Un département avait lancé une consultation en vue de la passation, selon une procédure d'appel d'offres formalisée, d'un marché public de travaux ayant pour objet l'aménagement d’une traversée.

Une société candidate a été informée que son offre avait été rejetée comme irrégulière. Son tort ? La transmission d’un bordereau de prix dans sa version initiale, alors que celui-ci avait fait l’objet en cours de consultation d’une modification par le pouvoir adjudicateur, modification dont la société avait pris connaissance. Le bordereau ne comportait donc pas toutes les mentions attendues selon les termes du règlement de consultation.

Le pouvoir adjudicateur a alors choisi de ne pas faire usage de la faculté de régularisation qui lui est ouverte par l’article 59 du décret n° 2016-360, et a rejeté l’offre comme irrégulière.

Cette approche, que l’on pourrait qualifier avec sobriété de sévère, est sanctionnée par le Conseil d’État qui juge que la circonstance, pour regrettable qu'elle soit, que la société candidate n'ait pas utilisé le bordereau des prix tel qu'il avait été modifié par le pouvoir adjudicateur n'était pas de nature, à elle seule, à pouvoir faire regarder son offre comme irrégulière et, au surplus, que le département aurait pu lever toute éventuelle ambiguïté en demandant une régularisation à cette candidate.

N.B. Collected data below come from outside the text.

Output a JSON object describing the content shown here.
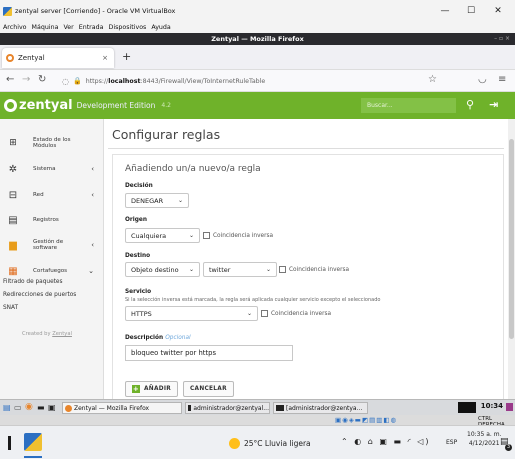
{
  "vbox": {
    "title": "zentyal server [Corriendo] - Oracle VM VirtualBox",
    "menu": [
      "Archivo",
      "Máquina",
      "Ver",
      "Entrada",
      "Dispositivos",
      "Ayuda"
    ],
    "minimize": "—",
    "maximize": "☐",
    "close": "✕"
  },
  "firefox": {
    "title": "Zentyal — Mozilla Firefox",
    "tab_label": "Zentyal",
    "tab_close": "×",
    "new_tab": "+",
    "url_prefix": "https://",
    "url_host": "localhost",
    "url_rest": ":8443/Firewall/View/ToInternetRuleTable"
  },
  "header": {
    "brand": "zentyal",
    "edition": "Development Edition",
    "version": "4.2",
    "search_placeholder": "Buscar..."
  },
  "sidebar": {
    "items": [
      {
        "label": "Estado de los Módulos"
      },
      {
        "label": "Sistema",
        "chevron": "‹"
      },
      {
        "label": "Red",
        "chevron": "‹"
      },
      {
        "label": "Registros"
      },
      {
        "label": "Gestión de software",
        "chevron": "‹"
      },
      {
        "label": "Cortafuegos",
        "chevron": "⌄"
      }
    ],
    "subitems": [
      "Filtrado de paquetes",
      "Redirecciones de puertos",
      "SNAT"
    ],
    "credit_prefix": "Created by",
    "credit_link": "Zentyal"
  },
  "main": {
    "page_title": "Configurar reglas",
    "form_title": "Añadiendo un/a nuevo/a regla",
    "decision": {
      "label": "Decisión",
      "value": "DENEGAR"
    },
    "origen": {
      "label": "Origen",
      "value": "Cualquiera",
      "checkbox": "Coincidencia inversa"
    },
    "destino": {
      "label": "Destino",
      "value": "Objeto destino",
      "value2": "twitter",
      "checkbox": "Coincidencia inversa"
    },
    "servicio": {
      "label": "Servicio",
      "help": "Si la selección inversa está marcada, la regla será aplicada cualquier servicio excepto el seleccionado",
      "value": "HTTPS",
      "checkbox": "Coincidencia inversa"
    },
    "descripcion": {
      "label": "Descripción",
      "optional": "Opcional",
      "value": "bloqueo twitter por https"
    },
    "add_button": "AÑADIR",
    "cancel_button": "CANCELAR"
  },
  "linux_taskbar": {
    "tasks": [
      "Zentyal — Mozilla Firefox",
      "administrador@zentyal...",
      "[administrador@zentya..."
    ],
    "clock": "10:34"
  },
  "vbox_status": {
    "host_key": "CTRL DERECHA"
  },
  "windows_taskbar": {
    "weather": "25°C  Lluvia ligera",
    "language": "ESP",
    "time": "10:35 a. m.",
    "date": "4/12/2021",
    "notifications": "3"
  },
  "colors": {
    "brand_green": "#6fb22a",
    "firefox_titlebar": "#2a2a2e"
  }
}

Cette décision du Conseil d’État appelle deux remarques.

D’un point de vue strictement juridique, elle est discutable. En effet, le Conseil d’État ne remet pas en cause la faculté de régularisation de l’acheteur public, même si en filigrane, c’est bien la sévérité excessive de celui-ci qui est sanctionnée au cas présent : c’est sur le terrain de la régularité de l’offre que se situe le débat.

Or, à cet égard, on peut s’interroger sur la conformité de la décision aux textes : l’article 59 du décret 2016-360 ne prévoit pas de « seuil » d’irrégularité. Une interprétation stricte de cet article devrait conduire à adopter une approche binaire : l’offre est régulière ou ne l’est pas. C’est pourquoi la rédaction du considérant, qui semble s’éloigner de cette approche binaire pour, notamment, relever l’absence d’usage de la faculté de régularisation, est intéressante et devra, à tout le moins, être clarifiée une bonne fois pour toute.

D’un point de vue pratique, il est difficile de contester que cette décision va dans le sens d’une plus grande transparence : le rejet d’une offre pour des erreurs non substantielles et régularisables est difficile à défendre d’un point de vue strictement moral, étant entendu que les sociétés engagent des frais pour répondre aux procédures de passation et qu’une telle attitude de la part d’un acheteur public peut sembler assez légère. 

En conclusion, on peut rappeler que la demande de régularisation, dès lors qu’elle est faite dans le respect de l’égalité de traitement des candidats et qu’elle ne débouche pas sur une modification substantielle de l’offre, peut souvent permettre de s’épargner un contentieux comme celui objet du présent commentaire. Une faculté à user donc, sans en abuser.